Z powodu ciągłych rosyjskich ataków oraz nastania zimy w diecezji charkowsko-zaporoskiej sytuacja jest inna niż wcześniej, ale wcale nie łatwiejsza. Wskazuje na to tamtejszy ordynariusz. Bp Paweł Gonczaruk zauważa, że wiele rzeczy nie dałoby się od razu naprawić i odbudować, nawet gdyby nad wschodnią Ukrainą nie wisiały groźby ostrzałów. Wspomina np. napotkanego w metrze 20-latka, który stracił w wyniku działań agresora rodziców oraz dom. Jest wiele innych takich historii – zaznacza hierarcha.
W całej tej sytuacji pojawiają się też dodatkowe utrudnienia, takie jak zmęczenie wojną, panujące zimno czy pozostałości po rosyjskiej okupacji na terytoriach wyzwolonych.
„Jest mniej pomocy humanitarnej niż na początku, ale to nie oznacza, że mniej jej potrzeba – potrzeby rosną, a wsparcie maleje. Oto pierwszy problem. Drugą sprawę stanowi logistyka, dowożenie rzeczy, ponieważ przetransportowanie ładunków z Polski na przykład do Charkowa to ponad 1000 km: 1200 do 1400 km w jedną stronę. Teraz warunki pogodowe jeszcze nie sprzyjają. A ponadto przejeżdża się przez wyzwolone terytoria, gdzie jest bardzo niebezpiecznie, bo wzdłuż drogi rozstawiono materiały wybuchowe, miny itp. Osobną jeszcze trudność stanowi fakt, że na miejscu nie ma zbytnio składów na zebraną pomoc. Jest też problem z wolontariuszami, gdyż na początku przychodzili pomagać, ale teraz potrzebują jakoś żyć, wyjeżdżać, szukać pracy i nie potrafią już poświęcać tyle czasu, bo wyczerpali własne zapasy. Więc problemy się zmieniają i ich charakter również się zmienia – mówi bp Gonczaruk. – Istnieje pewna rotacja, takie ruchy: jedni wyjeżdżają, inni przyjeżdżają, ale to wszystko jest bardzo zmienne.

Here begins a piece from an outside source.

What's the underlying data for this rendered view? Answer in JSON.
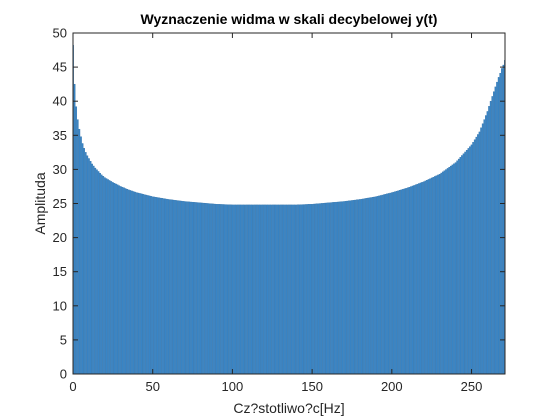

Jest możliwość [życia] w metrze, przebywają tam różni ludzie: mający mieszkania, ale bojący się w nich żyć, bo budynki w pobliżu zniszczono, mający mieszkania, ale bez okien, mający budynki, ale bez elektryczności, gazu, albo tacy, co mają wszystko normalnie, ale odczuwają po prostu wielki strach, i wreszcie ci pozbawieni wszystkiego. Naprawdę bardzo dużo jest różnych tragicznych historii, których doświadczamy i do których potrzeba systemowego podejścia, bo nawet jeśli da się komuś zasoby, nie ma, jak budować, bo nie wiadomo, co nastąpi w przyszłości. Sytuacja pozostaje dosyć napięta”.